Parisi ha 59 anni, è nato a Roma e vive a Milano dal 1997 con la moglie e le due figlie. Si è laureato alla Sapienza in Economia e Commercio e ha cominciato la sua attività professionale nell’ufficio studi della CGIL. Negli anni Settanta è stato anche vicesegretario del Nucleo universitario socialista a Roma. A meno di trent’anni venne scelto come capo della segreteria tecnica del ministero del Lavoro, incarico che mantenne dal 1984 al 1988. Nei due anni successivi lavorò alla vicepresidenza del Consiglio dei ministri durante il governo De Mita (1988-1989) e poi, per latri due anni, come capo della segreteria tecnica di Gianni De Michelis, all’epoca ministro degli Esteri del Partito socialista.

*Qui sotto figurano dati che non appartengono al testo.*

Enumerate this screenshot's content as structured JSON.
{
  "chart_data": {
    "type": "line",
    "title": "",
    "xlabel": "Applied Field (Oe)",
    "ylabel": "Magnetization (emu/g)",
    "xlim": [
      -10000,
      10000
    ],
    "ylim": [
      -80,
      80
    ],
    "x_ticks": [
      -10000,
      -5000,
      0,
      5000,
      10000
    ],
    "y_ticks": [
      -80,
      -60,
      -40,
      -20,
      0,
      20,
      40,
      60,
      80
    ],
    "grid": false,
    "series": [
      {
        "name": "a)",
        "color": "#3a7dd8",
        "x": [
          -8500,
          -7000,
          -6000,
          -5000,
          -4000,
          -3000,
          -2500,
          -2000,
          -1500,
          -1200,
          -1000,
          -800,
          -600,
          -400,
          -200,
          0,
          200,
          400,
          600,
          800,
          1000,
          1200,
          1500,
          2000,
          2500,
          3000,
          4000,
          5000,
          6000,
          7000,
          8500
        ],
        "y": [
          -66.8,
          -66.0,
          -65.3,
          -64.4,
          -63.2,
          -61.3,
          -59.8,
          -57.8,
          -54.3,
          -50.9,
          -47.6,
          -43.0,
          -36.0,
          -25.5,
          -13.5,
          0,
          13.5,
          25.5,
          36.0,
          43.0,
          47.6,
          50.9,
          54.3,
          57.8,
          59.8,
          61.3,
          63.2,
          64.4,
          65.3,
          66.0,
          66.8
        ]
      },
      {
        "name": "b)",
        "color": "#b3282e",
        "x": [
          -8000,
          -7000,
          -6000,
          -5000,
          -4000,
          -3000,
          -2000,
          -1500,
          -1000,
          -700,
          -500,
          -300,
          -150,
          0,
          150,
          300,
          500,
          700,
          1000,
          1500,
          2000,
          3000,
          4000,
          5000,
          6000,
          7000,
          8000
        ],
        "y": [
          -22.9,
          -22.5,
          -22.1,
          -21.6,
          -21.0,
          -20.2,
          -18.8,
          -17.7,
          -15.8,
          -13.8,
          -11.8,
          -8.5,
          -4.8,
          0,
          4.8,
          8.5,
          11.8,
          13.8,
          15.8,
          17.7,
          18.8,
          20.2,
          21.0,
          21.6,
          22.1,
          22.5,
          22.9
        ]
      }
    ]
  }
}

Negli anni Novanta Parisi fu a capo del dipartimento per gli Affari economici della presidenza del Consiglio dei ministri, prima con Giuliano Amato e poi con Carlo Azeglio Ciampi. Nel 1994, dopo la famosa “discesa in campo” di Silvio Berlusconi, si parlò di lui come segretario generale della presidenza del Consiglio di Berlusconi, ma l’incarico venne alla fine viene affidato a Franco Frattini. Nel 1997 Parisi si trasferì a Milano e venne scelto come segretario comunale – il cosiddetto city manager – dal nuovo sindaco Gabriele Albertini: durante quella giunta venne approvato il cosiddetto “patto per Milano” sulla flessibilità, che aveva come obiettivi la lotta al lavoro nero e alla disoccupazione. Il patto però ruppe i rapporti del comune con la CGIL milanese, perché prevedeva di introdurre contratti a termine e retribuzioni ridotte in deroga ai contratti nazionali, per alcuni tipi di lavoro.

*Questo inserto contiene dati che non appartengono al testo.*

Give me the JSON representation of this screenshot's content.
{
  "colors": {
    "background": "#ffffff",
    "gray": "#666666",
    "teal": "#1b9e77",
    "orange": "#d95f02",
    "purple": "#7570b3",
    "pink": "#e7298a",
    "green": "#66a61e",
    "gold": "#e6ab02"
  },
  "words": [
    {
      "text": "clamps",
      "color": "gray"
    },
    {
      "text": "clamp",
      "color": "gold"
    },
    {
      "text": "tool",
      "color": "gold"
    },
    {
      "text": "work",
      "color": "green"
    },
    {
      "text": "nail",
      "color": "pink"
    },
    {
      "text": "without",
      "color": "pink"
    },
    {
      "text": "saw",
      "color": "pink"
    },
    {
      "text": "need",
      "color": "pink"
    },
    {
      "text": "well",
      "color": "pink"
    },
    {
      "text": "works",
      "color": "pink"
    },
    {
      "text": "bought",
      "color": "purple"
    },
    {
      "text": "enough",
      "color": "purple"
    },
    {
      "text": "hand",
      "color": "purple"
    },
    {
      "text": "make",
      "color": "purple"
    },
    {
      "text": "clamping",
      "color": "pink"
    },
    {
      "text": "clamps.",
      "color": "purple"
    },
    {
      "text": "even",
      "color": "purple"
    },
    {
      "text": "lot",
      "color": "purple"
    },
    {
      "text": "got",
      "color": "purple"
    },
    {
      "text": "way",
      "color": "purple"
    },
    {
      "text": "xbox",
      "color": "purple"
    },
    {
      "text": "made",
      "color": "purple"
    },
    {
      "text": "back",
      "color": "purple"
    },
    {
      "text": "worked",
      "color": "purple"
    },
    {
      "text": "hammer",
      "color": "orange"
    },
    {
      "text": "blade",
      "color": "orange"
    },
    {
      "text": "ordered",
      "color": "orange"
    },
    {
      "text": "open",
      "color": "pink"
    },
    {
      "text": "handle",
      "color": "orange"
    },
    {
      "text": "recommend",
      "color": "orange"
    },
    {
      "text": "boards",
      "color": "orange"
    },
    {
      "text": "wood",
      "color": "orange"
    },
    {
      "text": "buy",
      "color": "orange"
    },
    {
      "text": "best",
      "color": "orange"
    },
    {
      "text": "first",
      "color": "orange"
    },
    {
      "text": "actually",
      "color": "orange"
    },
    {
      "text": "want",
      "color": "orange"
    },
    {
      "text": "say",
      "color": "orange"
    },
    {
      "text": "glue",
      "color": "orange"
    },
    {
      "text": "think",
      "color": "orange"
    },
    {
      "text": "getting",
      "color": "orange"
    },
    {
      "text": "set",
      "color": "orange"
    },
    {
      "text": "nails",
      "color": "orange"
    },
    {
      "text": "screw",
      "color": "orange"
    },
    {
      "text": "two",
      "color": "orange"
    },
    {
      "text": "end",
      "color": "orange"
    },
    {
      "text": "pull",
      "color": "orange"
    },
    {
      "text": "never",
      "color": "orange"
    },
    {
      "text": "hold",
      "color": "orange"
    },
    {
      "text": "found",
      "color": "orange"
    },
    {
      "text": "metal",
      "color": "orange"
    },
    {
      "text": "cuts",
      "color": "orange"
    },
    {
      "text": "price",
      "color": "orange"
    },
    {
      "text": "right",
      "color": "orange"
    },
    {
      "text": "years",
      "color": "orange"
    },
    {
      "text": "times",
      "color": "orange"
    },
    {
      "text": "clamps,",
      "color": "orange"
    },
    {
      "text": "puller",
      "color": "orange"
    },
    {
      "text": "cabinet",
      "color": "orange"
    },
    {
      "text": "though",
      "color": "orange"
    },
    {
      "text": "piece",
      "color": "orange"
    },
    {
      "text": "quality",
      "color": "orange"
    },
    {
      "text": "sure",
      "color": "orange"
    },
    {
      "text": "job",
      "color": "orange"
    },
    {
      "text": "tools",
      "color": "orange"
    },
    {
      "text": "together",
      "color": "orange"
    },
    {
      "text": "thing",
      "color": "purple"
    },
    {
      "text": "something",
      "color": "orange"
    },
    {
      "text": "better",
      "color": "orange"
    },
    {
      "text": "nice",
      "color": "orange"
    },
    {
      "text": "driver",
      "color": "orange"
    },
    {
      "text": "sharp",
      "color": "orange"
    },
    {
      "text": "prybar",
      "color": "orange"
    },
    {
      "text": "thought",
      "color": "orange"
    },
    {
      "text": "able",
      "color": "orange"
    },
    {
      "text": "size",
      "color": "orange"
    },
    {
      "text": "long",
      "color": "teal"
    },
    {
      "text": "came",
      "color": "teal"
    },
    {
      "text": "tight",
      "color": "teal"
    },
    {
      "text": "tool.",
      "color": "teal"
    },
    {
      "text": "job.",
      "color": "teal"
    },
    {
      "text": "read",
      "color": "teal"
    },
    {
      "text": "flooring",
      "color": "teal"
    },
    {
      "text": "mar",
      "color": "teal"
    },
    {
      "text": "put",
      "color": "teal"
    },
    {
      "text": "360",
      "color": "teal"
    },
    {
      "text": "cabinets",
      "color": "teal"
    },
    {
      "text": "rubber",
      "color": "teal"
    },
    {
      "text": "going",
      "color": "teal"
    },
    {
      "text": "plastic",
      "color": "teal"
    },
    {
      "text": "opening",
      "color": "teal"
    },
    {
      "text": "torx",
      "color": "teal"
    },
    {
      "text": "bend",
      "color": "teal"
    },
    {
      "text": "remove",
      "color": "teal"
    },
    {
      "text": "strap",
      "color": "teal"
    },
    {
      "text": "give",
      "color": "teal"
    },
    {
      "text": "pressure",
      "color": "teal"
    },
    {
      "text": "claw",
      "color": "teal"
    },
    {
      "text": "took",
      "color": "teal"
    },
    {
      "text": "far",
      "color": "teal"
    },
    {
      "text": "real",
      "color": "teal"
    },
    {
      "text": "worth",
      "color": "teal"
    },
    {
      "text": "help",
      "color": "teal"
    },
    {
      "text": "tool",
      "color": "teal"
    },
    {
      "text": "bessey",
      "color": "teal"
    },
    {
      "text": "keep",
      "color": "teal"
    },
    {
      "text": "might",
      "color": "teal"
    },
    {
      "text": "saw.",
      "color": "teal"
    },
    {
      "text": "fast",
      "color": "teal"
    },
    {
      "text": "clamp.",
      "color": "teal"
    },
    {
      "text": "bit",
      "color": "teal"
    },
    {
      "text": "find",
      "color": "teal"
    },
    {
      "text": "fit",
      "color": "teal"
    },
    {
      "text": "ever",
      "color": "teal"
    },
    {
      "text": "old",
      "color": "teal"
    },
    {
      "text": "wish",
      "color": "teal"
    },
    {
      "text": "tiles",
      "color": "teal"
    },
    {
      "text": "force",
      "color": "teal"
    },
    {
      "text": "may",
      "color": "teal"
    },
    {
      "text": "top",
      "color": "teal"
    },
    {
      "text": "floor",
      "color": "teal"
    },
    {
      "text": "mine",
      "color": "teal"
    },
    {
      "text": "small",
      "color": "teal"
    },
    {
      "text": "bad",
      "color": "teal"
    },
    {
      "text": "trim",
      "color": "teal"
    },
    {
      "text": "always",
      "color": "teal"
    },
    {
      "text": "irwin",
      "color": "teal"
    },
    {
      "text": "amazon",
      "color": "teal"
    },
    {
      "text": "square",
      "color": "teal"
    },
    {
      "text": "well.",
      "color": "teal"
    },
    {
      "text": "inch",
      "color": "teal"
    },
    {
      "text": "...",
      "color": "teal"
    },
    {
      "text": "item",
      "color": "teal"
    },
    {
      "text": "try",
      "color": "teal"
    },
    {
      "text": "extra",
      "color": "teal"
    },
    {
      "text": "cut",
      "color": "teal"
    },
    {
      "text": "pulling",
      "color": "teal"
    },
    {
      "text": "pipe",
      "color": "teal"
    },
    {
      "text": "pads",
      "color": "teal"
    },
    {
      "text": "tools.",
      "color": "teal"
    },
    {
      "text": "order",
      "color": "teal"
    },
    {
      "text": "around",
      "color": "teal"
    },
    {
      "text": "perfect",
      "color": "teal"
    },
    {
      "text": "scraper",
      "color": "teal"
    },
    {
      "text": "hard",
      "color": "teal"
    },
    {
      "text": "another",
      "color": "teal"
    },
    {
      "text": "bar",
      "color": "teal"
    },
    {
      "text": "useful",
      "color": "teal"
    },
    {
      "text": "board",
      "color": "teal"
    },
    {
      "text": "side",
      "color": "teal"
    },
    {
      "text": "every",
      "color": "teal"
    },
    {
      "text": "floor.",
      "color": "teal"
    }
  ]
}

Nel 2000 Parisi divenne direttore generale di Confindustria durante la presidenza di Antonio D’Amato, che appoggiato dal secondo governo Berlusconi cominciò a parlare dell’abolizione dell’articolo 18. «Abolire per tutti l’articolo 18 sarebbe un atto di civiltà», disse D’Amato nel 2003. Un anno dopo, nel 2004, Parisi diventò amministratore delegato di Fastweb e fu coinvolto nello scandalo Fastweb-Telecom sulle finte fatturazioni. All’inizio del 2007 l’allora presidente di Fastweb Silvio Scaglia fu indagato a Roma per false comunicazioni sociali: l’inchiesta era stata avviata su un presunto traffico telefonico gonfiato per produrre crediti IVA irregolari. Nel 2010, nell’ambito del processo Telecom Italia Sparkle-Fastweb (riciclaggio transnazionale per 2 miliardi di euro e evasione fiscale da 400 milioni), Scaglia venne arrestato con altre 55 persone e accusato di associazione a delinquere. Nel 2013 fu assolto con formula piena. Anche Parisi ricevette un avviso di garanzia, fu costretto a dimettersi, ma nel 2013 venne scagionato da ogni accusa.

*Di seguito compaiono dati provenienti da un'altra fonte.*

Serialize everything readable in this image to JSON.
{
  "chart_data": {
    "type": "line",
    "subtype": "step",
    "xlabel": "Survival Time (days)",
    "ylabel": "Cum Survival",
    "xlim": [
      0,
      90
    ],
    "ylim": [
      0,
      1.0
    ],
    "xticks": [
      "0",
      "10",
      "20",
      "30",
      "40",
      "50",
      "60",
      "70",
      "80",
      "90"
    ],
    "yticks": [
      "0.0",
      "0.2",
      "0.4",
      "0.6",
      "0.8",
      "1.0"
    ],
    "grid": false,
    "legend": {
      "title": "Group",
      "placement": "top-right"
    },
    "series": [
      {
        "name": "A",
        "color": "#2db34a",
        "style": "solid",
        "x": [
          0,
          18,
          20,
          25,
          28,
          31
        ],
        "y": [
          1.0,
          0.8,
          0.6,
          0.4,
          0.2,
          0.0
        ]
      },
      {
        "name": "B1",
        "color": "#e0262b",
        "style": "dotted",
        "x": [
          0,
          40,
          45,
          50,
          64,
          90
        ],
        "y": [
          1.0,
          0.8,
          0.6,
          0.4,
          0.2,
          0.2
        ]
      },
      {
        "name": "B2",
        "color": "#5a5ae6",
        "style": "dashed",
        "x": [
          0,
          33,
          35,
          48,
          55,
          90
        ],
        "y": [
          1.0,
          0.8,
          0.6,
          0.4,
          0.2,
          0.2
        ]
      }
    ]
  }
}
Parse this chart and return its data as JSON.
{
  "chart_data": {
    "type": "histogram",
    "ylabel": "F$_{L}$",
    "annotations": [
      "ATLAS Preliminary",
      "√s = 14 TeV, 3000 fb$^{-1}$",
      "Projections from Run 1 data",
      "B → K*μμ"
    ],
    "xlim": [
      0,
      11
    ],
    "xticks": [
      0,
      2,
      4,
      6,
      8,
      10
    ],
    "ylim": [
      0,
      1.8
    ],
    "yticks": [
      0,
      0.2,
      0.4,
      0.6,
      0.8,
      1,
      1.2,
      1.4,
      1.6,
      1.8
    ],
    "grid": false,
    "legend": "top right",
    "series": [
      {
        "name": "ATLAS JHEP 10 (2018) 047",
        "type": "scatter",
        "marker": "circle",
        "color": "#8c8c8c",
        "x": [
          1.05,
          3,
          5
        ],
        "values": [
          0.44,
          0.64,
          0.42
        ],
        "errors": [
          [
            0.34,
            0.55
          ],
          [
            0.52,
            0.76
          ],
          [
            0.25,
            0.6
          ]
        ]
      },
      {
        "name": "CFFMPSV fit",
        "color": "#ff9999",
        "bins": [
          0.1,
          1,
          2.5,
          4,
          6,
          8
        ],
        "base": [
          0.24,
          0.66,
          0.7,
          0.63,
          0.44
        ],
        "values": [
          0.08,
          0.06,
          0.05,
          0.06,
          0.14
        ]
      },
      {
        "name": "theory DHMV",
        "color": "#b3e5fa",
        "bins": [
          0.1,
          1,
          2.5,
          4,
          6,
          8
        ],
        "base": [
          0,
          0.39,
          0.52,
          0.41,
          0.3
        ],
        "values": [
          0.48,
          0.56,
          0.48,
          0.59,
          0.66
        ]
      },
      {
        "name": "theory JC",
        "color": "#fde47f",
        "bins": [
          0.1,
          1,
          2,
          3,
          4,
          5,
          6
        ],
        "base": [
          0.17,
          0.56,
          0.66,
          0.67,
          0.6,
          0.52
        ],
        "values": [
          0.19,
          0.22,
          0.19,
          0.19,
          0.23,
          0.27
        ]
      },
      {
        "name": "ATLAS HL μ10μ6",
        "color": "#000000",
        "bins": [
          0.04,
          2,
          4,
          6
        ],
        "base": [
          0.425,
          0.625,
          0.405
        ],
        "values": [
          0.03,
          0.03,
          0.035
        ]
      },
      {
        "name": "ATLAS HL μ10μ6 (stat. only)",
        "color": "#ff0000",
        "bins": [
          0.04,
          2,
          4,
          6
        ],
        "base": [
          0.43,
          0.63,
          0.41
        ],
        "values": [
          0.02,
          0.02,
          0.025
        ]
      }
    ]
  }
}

Nel 2012 ha fondato Chili Tv, società italiana di streaming on line di film e serie tv che sta per fare un aumento di capitale di 20 milioni di euro. Alcuni giornali hanno scritto che nell’operazione potrebbe entrare il gruppo Mediaset tramite Infinity, la tv in streaming del gruppo Berlusconi, ma Parisi l’ha negato dicendo che «Mediaset e Chili sono concorrenti». Il nome di Parisi come candidato sindaco a Milano aveva cominciato a circolare lo scorso dicembre. Parisi ha raccontato al Corriere della Sera di averlo scoperto dai giornali: «La mia prima risposta a Berlusconi fu che non potevo, per motivi di lavoro». Dopo aver trovato una soluzione organizzativa per la nuova società di cui è presidente (e dopo il consenso ampio da parte della coalizione che lo sosterrà) Parisi ha deciso di accettare la proposta. Quando gli è stato chiesto se il suo profilo non fosse troppo simile a quello di Giuseppe Sala – entrambi sono stati manager di successo e apprezzati dirigenti del comune di Milano – Parisi ha risposto: «Veniamo da esperienze di lavoro in parte simili, lo stimo ed è possibile trovare punti in comune nei nostri programmi. Ma c’è una differenza fondamentale. Il nostro disegno di una città libera e aperta trova l’appoggio e il consenso pieno della mia maggioranza. Sala invece dovrà fare i conti con il radicalismo di sinistra e la forte subalternità a Roma».